Okay, sorry that I got a bit overheated on the last post. It is a combination of watching what I regard as very poor public service on the part of the federales coordinating the information flow out of the Gulf and of an anger towards BP for not just screwing up this well and polluting a portion of the Gulf but for giving us a lot of images and memes to hook the brewing wave of anger and fear onto.
- There are a lot of great people who work at BP. I'm sure this Suttles character, the COO they are trotting out to interface on this is a genuinely good guy who is appalled at the magnitude of this spill.
- At the end of the day the final environmental impact may not be devastating, but that won't really matter because...

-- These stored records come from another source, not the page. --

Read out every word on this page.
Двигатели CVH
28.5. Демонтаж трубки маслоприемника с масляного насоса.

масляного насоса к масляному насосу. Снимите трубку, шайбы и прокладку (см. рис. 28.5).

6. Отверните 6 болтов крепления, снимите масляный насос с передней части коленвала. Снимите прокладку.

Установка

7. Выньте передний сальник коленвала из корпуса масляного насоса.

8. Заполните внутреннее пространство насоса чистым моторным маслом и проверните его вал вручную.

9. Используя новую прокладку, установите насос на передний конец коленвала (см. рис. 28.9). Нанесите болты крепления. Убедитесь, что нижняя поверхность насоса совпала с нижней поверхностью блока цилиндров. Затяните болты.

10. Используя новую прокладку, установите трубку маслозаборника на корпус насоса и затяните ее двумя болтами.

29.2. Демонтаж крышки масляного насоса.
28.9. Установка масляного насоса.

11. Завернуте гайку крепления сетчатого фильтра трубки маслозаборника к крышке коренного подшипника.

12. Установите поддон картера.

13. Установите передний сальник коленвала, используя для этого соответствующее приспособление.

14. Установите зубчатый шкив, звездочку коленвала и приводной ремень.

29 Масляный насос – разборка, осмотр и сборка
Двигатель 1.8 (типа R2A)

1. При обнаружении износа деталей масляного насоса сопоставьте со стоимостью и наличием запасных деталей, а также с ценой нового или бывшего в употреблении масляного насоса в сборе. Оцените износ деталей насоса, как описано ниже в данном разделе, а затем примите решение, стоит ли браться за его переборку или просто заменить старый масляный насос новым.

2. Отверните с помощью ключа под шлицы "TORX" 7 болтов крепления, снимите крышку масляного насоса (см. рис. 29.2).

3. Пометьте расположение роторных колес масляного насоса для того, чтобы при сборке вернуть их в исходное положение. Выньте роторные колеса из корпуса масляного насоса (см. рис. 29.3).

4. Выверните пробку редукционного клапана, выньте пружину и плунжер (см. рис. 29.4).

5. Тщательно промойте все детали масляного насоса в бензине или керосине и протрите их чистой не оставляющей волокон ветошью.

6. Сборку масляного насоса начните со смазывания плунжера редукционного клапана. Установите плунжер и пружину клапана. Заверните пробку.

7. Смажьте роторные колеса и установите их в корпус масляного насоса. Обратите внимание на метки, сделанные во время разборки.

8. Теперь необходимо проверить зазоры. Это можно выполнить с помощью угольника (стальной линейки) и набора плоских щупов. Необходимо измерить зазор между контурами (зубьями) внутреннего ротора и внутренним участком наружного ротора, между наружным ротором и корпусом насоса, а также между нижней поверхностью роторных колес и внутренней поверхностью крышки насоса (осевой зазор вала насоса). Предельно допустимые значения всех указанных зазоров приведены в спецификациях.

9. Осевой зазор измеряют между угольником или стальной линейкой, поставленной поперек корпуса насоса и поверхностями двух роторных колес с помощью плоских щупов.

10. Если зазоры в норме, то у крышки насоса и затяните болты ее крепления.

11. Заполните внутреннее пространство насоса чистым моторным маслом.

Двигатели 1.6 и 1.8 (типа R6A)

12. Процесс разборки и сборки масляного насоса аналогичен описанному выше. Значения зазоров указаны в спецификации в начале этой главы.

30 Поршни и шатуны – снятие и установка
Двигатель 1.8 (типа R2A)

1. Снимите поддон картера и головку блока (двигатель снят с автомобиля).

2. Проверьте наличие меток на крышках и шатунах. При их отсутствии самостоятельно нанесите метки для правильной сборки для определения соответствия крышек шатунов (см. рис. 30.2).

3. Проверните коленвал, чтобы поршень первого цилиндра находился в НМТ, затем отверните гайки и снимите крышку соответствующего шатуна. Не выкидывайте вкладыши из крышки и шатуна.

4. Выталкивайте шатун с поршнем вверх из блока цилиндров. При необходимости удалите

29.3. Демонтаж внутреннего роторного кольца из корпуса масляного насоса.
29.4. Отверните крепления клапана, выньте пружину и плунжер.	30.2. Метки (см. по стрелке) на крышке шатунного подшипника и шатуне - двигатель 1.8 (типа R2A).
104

- ...this spill is going to serve up a number of memes that I believe will gain strength from the brewing storm of anger out there. Look at what happened after the 1969 Union Oil spill off the California coast and the ramifications of that spill on the regulatory environment (not that it was all bad, but net net, EPA has been a political, not a scientific, organization from day one and many of its regs show that - another rant for another time). This could be orders of magnitude worse in the eventual blowback.
- Contemplating setting off a nuclear weapon in a badly characterized and dynamic geologic formation like this is not what I consider a great policy move (the rad effects would be minimal, the PR effects would, in my opinion, by catastrophic, especially if it failed).
I'll try and keep the rants a bit more even-headed and the cussing limited from here on out. It is sad to watch the vehicles that will be driven by the anger of this Bear Market get built in front of our eyes. BP as environmental scapegoat. Goldman as finance scapegoat. Now we will wait and see if the polarization extends to groups of individuals. Talking about this in theory is one thing, watching the socionomic model come to life is a whole other beast.
Enjoy the rest of your weekend. For those in the U.S., enjoy Memorial Day and remember its message.